Article 25 of the Declaration of Human Rights states that each person has the right to access medical care, however, vulnerable and marginalised groups in societies are often less likely to enjoy the right to health. Mercy Ships volunteers are actively committed to upholding health as a human right.
The Lancet Commission has estimated the surgical burden of health in certain countries in Africa at 28-32%. Investing in local surgical need created by years of underfunding, instability and poverty, Mercy Ships strengthen a country’s response to the surgical health needs of their communities with funding, training and mentoring.
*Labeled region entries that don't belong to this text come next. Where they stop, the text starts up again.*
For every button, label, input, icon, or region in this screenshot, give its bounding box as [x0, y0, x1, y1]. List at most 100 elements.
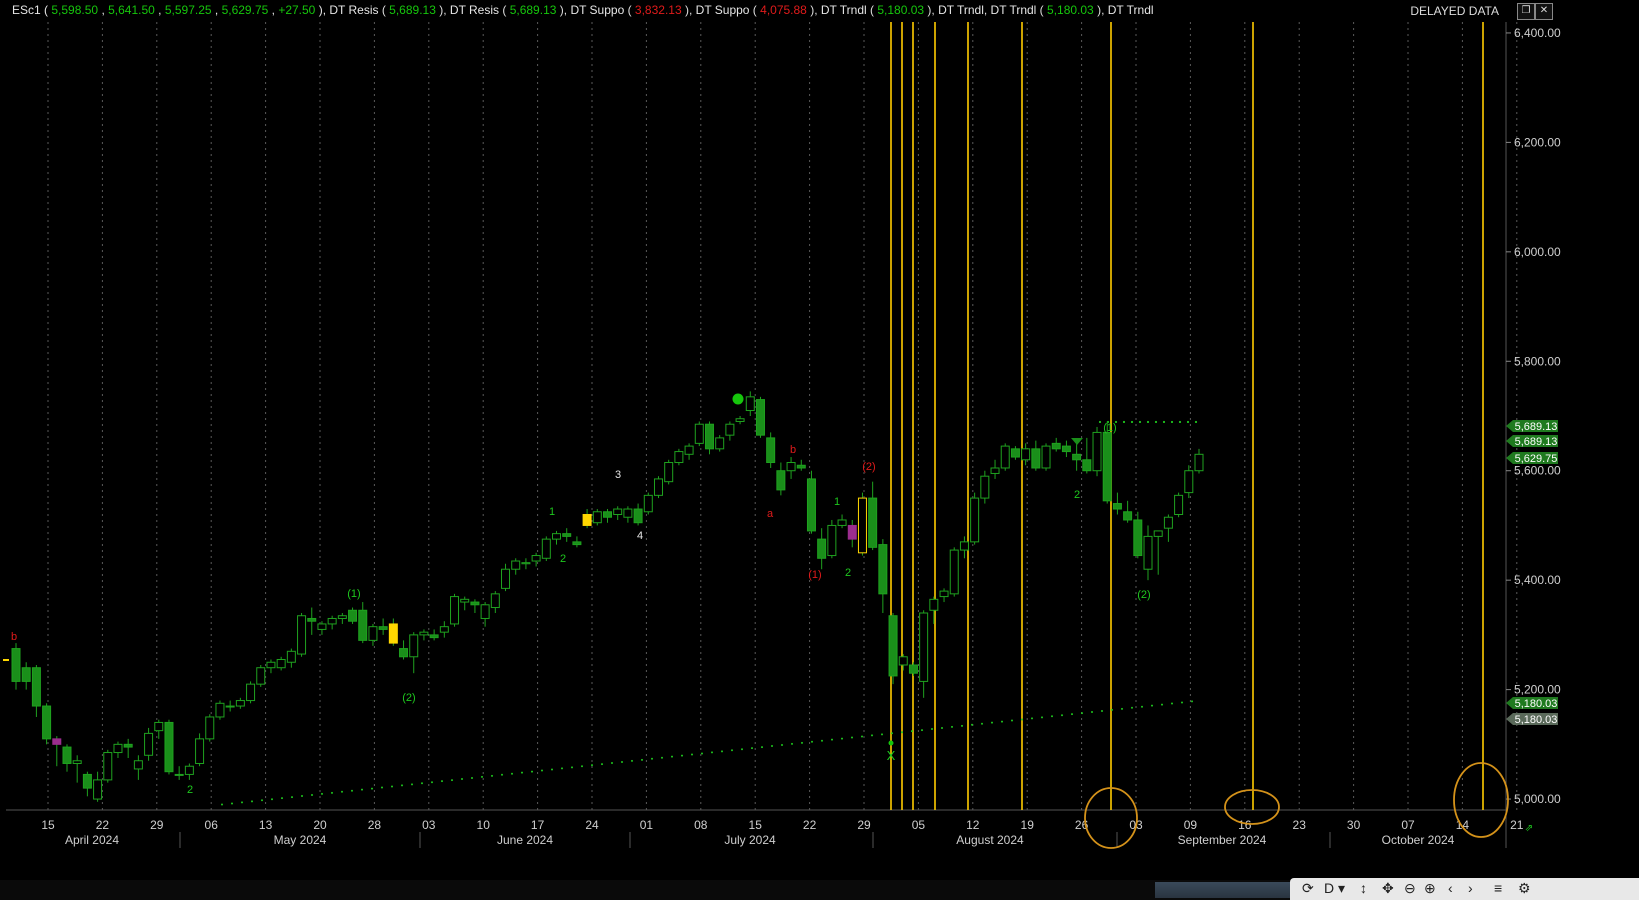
- candle-body[interactable]: [1112, 503, 1122, 510]
- candle-body[interactable]: [592, 511, 602, 524]
- study-name[interactable]: DT Trndl: [1108, 3, 1154, 17]
- candle-body[interactable]: [582, 514, 592, 526]
- candle-body[interactable]: [980, 475, 990, 499]
- candle-body[interactable]: [419, 631, 429, 636]
- candle-body[interactable]: [623, 508, 633, 518]
- candle-body[interactable]: [827, 524, 837, 557]
- candle-body[interactable]: [1000, 445, 1010, 469]
- candle-body[interactable]: [633, 508, 643, 524]
- candle-body[interactable]: [42, 705, 52, 740]
- candle-body[interactable]: [276, 659, 286, 669]
- candle-body[interactable]: [103, 752, 113, 781]
- candle-body[interactable]: [1163, 516, 1173, 529]
- study-name[interactable]: DT Suppo: [696, 3, 750, 17]
- candle-body[interactable]: [1153, 530, 1163, 537]
- candle-body[interactable]: [796, 464, 806, 469]
- candle-body[interactable]: [552, 533, 562, 540]
- candle-body[interactable]: [1174, 494, 1184, 516]
- candle-body[interactable]: [11, 648, 21, 682]
- candle-body[interactable]: [1082, 459, 1092, 472]
- study-name[interactable]: DT Trndl: [938, 3, 984, 17]
- time-scrollbar[interactable]: [0, 880, 1290, 900]
- candle-body[interactable]: [1041, 445, 1051, 469]
- candle-body[interactable]: [939, 590, 949, 598]
- candle-body[interactable]: [205, 716, 215, 740]
- d-dropdown-icon[interactable]: D ▾: [1324, 880, 1345, 897]
- pan-icon[interactable]: ✥: [1382, 880, 1394, 897]
- candle-body[interactable]: [929, 598, 939, 611]
- candle-body[interactable]: [460, 598, 470, 603]
- study-name[interactable]: DT Trndl: [821, 3, 867, 17]
- candle-body[interactable]: [225, 705, 235, 708]
- candle-body[interactable]: [113, 743, 123, 754]
- candle-body[interactable]: [21, 667, 31, 682]
- candle-body[interactable]: [1123, 511, 1133, 521]
- candle-body[interactable]: [511, 560, 521, 570]
- candle-body[interactable]: [1031, 448, 1041, 469]
- candle-body[interactable]: [603, 511, 612, 518]
- candle-body[interactable]: [378, 626, 388, 630]
- candle-body[interactable]: [684, 445, 694, 455]
- zoom-in-icon[interactable]: ⊕: [1424, 880, 1436, 897]
- settings-icon[interactable]: ⚙: [1518, 880, 1531, 897]
- candle-body[interactable]: [776, 470, 786, 491]
- chart-window[interactable]: 15 22 29 06 13 20 28 03 10 17 24 01 08 15 22 29 05 12 19 26…: [0, 0, 1639, 900]
- candle-body[interactable]: [368, 626, 378, 641]
- candle-body[interactable]: [164, 721, 174, 773]
- candle-body[interactable]: [1021, 448, 1031, 461]
- candle-body[interactable]: [154, 721, 164, 732]
- candle-body[interactable]: [755, 399, 765, 436]
- candle-body[interactable]: [990, 467, 1000, 474]
- candle-body[interactable]: [195, 738, 205, 764]
- candle-body[interactable]: [174, 773, 184, 776]
- candle-body[interactable]: [184, 765, 194, 775]
- candle-body[interactable]: [297, 615, 307, 655]
- candle-body[interactable]: [1051, 442, 1061, 450]
- candle-body[interactable]: [52, 738, 62, 745]
- candle-body[interactable]: [490, 593, 500, 609]
- candle-body[interactable]: [388, 623, 398, 644]
- candle-body[interactable]: [429, 634, 439, 639]
- candle-body[interactable]: [327, 617, 337, 625]
- candle-body[interactable]: [919, 612, 929, 682]
- candle-body[interactable]: [409, 634, 419, 658]
- candle-body[interactable]: [62, 746, 72, 764]
- candle-body[interactable]: [317, 623, 327, 630]
- candle-body[interactable]: [521, 562, 531, 565]
- menu-icon[interactable]: ≡: [1494, 880, 1502, 896]
- candle-body[interactable]: [123, 743, 133, 748]
- candle-body[interactable]: [664, 462, 674, 483]
- candle-body[interactable]: [613, 508, 623, 515]
- close-icon[interactable]: ✕: [1535, 3, 1553, 20]
- candle-body[interactable]: [959, 541, 969, 551]
- candle-body[interactable]: [1133, 519, 1143, 557]
- candle-body[interactable]: [1143, 535, 1153, 570]
- candle-body[interactable]: [133, 760, 143, 770]
- candle-body[interactable]: [704, 423, 714, 450]
- candle-body[interactable]: [908, 664, 918, 674]
- candle-body[interactable]: [215, 702, 225, 718]
- candle-body[interactable]: [235, 700, 245, 707]
- candle-body[interactable]: [450, 596, 460, 625]
- candle-body[interactable]: [725, 423, 735, 436]
- study-name[interactable]: DT Trndl: [991, 3, 1037, 17]
- study-name[interactable]: DT Resis: [450, 3, 499, 17]
- candle-body[interactable]: [653, 478, 663, 496]
- prev-icon[interactable]: ‹: [1448, 880, 1453, 896]
- candle-body[interactable]: [898, 656, 908, 666]
- candle-body[interactable]: [501, 568, 511, 589]
- candle-body[interactable]: [643, 494, 653, 513]
- candle-body[interactable]: [786, 462, 796, 472]
- candle-body[interactable]: [531, 555, 541, 562]
- candle-body[interactable]: [1061, 445, 1071, 453]
- candle-body[interactable]: [93, 779, 103, 800]
- candle-body[interactable]: [949, 549, 959, 595]
- candle-body[interactable]: [572, 541, 582, 546]
- candle-body[interactable]: [286, 650, 296, 663]
- candle-body[interactable]: [480, 604, 490, 619]
- candle-body[interactable]: [694, 423, 704, 444]
- candle-body[interactable]: [1184, 470, 1194, 494]
- restore-window-icon[interactable]: ❐: [1517, 3, 1535, 20]
- next-icon[interactable]: ›: [1468, 880, 1473, 896]
- candle-body[interactable]: [817, 538, 827, 559]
From an economic perspective, the impact of surgical disease is enormous. The cost benefit analysis indicates that building surgical capacity should be a global health priority. To assess the impact of Mercy Ships one must only look at the numbers. For nearly 40 years, Mercy Ships has delivered free services valued at more than $1 billion—directly impacting more than 2.5 million of the poorest children and families.
Dr Gary Parker, Chief Medical Officer of the Africa Mercy, who has been a surgeon on-board for 29 years says, ‘People are overwhelmed when they look at the health statistics surrounding West Africa. We realise we may not change the world, but we can change the world for one individual.’ Mercy Ships aims to bring ‘hope and healing’, one case at a time.